Le saint prélat, rempli de l’esprit de Dieu, était au-dessus du chagrin qu’aurait pu lui causer l’inutilité de sa démarche. L’heure de sa mort était arrivée, et il en avait eu des pressentiments. Il en eut une révélation plus sensible à la fête de saint Apollinaire, premier évêque de Ravenne, laquelle se célébrait le 23 juillet. Ce jour, après avoir célébré l’office du matin, il dit à quelques évêques qui lui tenaient compagnie « Je vous recommande, mes très-chers frères, l’heure de mon trépas. La nuit dernière, il m’a paru que Notre Seigneur me donnait le viatique pour un voyage qu’il me proposait de faire. Et, comme je lui demandais l’objet de ce voyage : « Ne craignez rien, m’a-t-il dit, ce n’est pas sur la terre que je vous propose de voyager, mais je veux vous conduire à la patrie céleste où vous jouirez du repos éternel. » Les évêques cherchèrent à donner une autre explication au songe qu’il avait eu, mais Germain persista à dire que c’était un pronostic de sa mort.

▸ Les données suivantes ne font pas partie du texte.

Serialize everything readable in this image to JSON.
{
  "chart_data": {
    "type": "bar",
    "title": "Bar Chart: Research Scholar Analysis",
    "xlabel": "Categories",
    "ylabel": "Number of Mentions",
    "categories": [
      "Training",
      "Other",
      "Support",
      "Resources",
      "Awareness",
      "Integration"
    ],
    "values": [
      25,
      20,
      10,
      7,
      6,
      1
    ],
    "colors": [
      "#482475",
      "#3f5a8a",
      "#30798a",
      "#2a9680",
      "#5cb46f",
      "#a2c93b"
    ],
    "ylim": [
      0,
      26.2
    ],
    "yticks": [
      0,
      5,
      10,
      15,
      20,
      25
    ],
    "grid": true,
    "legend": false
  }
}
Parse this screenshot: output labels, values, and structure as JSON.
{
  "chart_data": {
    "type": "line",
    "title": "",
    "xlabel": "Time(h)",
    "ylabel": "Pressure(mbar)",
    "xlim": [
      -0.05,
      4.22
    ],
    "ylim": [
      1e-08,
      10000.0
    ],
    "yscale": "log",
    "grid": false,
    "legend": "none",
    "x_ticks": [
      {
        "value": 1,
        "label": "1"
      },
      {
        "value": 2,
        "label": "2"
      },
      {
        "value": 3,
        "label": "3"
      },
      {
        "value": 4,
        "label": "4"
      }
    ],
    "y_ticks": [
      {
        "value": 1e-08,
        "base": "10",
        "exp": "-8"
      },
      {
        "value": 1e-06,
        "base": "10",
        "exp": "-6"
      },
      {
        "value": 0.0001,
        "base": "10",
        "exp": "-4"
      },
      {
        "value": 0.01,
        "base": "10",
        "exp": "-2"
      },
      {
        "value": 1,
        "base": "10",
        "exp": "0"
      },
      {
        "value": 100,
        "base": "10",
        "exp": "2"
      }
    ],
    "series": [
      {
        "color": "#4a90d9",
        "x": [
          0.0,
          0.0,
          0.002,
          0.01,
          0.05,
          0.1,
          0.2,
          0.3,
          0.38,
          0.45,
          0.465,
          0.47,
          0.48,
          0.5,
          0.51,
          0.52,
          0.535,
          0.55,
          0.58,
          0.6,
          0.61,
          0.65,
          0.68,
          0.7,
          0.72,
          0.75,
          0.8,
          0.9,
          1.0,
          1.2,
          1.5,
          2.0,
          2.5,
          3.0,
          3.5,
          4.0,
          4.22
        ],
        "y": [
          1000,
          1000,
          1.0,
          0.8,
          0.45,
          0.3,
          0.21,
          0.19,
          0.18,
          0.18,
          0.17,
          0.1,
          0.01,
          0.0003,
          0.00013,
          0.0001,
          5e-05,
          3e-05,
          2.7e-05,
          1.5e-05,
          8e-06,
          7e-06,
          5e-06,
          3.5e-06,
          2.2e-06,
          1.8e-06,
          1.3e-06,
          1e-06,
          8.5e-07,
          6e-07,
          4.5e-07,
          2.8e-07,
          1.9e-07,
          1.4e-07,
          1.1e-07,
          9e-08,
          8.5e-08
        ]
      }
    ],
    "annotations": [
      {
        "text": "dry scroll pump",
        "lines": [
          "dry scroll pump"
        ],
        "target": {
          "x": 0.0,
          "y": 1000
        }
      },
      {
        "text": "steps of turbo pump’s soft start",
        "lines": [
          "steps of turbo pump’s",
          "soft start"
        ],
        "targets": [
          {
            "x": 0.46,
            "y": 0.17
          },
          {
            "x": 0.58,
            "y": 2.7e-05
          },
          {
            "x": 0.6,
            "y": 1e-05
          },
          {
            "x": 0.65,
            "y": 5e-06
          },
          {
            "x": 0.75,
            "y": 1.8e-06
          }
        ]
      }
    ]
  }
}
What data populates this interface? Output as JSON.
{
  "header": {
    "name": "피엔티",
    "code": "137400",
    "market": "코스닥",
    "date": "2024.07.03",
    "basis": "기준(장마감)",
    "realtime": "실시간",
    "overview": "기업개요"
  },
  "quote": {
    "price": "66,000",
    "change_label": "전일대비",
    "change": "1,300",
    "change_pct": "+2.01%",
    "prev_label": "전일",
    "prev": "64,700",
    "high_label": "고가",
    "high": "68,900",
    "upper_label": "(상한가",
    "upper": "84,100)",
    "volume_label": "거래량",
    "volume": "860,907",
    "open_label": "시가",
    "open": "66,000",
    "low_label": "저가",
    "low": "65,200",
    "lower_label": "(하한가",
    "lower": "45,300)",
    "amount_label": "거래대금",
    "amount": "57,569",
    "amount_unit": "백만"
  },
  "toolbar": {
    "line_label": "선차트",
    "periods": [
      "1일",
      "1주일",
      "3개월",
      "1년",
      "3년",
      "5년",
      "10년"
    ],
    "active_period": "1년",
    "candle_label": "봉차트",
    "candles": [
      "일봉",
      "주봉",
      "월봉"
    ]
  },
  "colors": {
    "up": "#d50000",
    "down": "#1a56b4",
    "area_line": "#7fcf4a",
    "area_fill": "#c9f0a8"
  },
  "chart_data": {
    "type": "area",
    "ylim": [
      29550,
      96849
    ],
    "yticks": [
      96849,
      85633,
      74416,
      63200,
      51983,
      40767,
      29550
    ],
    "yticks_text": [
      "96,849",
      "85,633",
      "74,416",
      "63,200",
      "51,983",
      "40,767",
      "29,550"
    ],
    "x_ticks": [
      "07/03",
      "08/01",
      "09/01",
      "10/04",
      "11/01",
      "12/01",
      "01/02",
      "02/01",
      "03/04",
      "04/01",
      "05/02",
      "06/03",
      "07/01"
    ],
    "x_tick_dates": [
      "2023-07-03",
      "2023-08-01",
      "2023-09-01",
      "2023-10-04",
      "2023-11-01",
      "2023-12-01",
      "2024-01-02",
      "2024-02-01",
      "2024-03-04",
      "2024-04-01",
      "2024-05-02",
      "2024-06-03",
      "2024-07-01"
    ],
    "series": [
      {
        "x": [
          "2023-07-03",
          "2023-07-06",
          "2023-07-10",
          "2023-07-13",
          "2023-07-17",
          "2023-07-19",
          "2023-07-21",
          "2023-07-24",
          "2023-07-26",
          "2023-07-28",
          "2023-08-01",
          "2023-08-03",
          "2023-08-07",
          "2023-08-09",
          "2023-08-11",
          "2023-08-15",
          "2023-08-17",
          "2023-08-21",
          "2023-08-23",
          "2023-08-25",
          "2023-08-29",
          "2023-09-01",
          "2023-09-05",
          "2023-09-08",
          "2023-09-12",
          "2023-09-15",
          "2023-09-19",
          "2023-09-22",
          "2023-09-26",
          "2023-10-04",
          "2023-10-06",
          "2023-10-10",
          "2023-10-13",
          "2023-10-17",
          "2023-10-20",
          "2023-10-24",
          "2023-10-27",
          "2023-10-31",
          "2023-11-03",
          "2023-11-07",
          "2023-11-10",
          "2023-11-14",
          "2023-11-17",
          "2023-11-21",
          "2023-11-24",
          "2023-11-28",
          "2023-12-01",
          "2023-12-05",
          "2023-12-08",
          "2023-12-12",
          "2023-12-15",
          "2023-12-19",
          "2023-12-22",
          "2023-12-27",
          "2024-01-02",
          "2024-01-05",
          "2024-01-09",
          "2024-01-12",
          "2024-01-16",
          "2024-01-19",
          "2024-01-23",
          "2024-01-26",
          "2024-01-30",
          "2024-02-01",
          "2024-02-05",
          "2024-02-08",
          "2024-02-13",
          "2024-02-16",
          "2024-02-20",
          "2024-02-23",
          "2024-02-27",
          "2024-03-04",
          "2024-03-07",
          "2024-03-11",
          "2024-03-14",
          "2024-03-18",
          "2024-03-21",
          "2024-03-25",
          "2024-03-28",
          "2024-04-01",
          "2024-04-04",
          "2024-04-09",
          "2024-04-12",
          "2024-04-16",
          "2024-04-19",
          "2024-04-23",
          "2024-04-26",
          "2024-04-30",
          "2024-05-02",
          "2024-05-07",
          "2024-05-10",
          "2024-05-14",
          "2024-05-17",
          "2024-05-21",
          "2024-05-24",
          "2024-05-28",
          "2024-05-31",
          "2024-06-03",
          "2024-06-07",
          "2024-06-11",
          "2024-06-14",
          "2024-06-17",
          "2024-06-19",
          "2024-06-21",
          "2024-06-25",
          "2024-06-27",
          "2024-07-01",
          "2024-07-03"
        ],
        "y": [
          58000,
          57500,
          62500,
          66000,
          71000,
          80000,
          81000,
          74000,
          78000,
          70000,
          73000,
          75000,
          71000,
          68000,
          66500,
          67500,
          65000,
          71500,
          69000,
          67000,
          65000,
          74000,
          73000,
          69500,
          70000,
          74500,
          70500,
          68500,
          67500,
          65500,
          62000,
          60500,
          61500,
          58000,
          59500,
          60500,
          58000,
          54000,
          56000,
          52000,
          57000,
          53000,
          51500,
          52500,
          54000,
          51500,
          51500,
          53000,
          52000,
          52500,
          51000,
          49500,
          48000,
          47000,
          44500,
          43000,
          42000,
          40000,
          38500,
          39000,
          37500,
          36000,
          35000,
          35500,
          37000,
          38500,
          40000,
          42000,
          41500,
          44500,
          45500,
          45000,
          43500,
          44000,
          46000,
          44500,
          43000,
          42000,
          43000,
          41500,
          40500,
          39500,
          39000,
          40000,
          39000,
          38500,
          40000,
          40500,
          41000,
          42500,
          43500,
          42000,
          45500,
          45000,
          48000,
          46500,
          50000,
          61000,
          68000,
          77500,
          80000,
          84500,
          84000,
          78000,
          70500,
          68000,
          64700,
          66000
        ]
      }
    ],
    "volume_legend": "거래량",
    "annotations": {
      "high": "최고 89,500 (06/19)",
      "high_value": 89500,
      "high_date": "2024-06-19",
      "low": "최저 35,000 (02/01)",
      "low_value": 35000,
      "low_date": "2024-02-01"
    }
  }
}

En effet, Germain tomba malade quelques jours après. A cette nouvelle, Ravenne fut dans la consternation; l’impératrice vint visiter le saint qui lui demanda, comme unique grâce, de faire transporter ses restes mortels à Auxerre. Enfin, Germain rendit son âme à Dieu le 31 juillet 448, après trente ans et vingt-cinq jours d’épiscopat. L’empereur lui fit faire des funérailles magnifiques, et son corps fut ramené comme en triomphe dans la ville d’Auxerre, où il arriva le 22 septembre suivant. Il y demeura exposé à la vénération des fidèles durant six jours dans l’église de Saint-Etienne, et fut inhumé le premier jour d’octobre dans l’oratoire de Saint-Maurice; qui, rebâti par sainte Clotilde, prit le nom de Saint-Germain, et devint, un siècle après environ, l’une des plus célèbres abbayes du royaume.

On a fait à diverses époques l’ouverture du tombeau du saint évêque d’Auxerre, afin de détacher quelques portions de ses reliques. En septembre 1567, les huguenots, ayant pris la ville, en pillèrent les églises et notamment celle de Saint-Germain qu’ils savaient être la plus riche de toutes. Ils prirent la châsse et jetèrent les précieuses dépouilles sur le pavé. Quelques fidèles en recueillirent la plus grande partie qui fut ensuite déposée entre les mains d’Edme Martin, abbé de Saint-Marien. Elles furent retrouvées en 1717 et vérifiées; toutefois le promoteur du diocèse, en 1751, n’osa prononcer sur leur authenticité, et la châsse ou boite contenant ces ossements existe encore de nos jours, à l’église Saint-Eusèbe. Elle est scellée des sceaux du chapitre et de l’évêque.

Un grand nombre d’églises en France ont été mises sous l’invocation de cet illustre évêque d’Auxerre. Les deux plus célèbres sont Saint-Germain-l’Auxerrois, à Paris, et Saint-Germain à Montpellier, aujourd’hui la cathédrale Saint-Pierre de cette ville.

La Vie de saint Germain a été écrite par un prêtre nommé Constance, auteur contemporain, à la prière de saint Patient, archevêque de Lyon; elle se trouve dans Surius.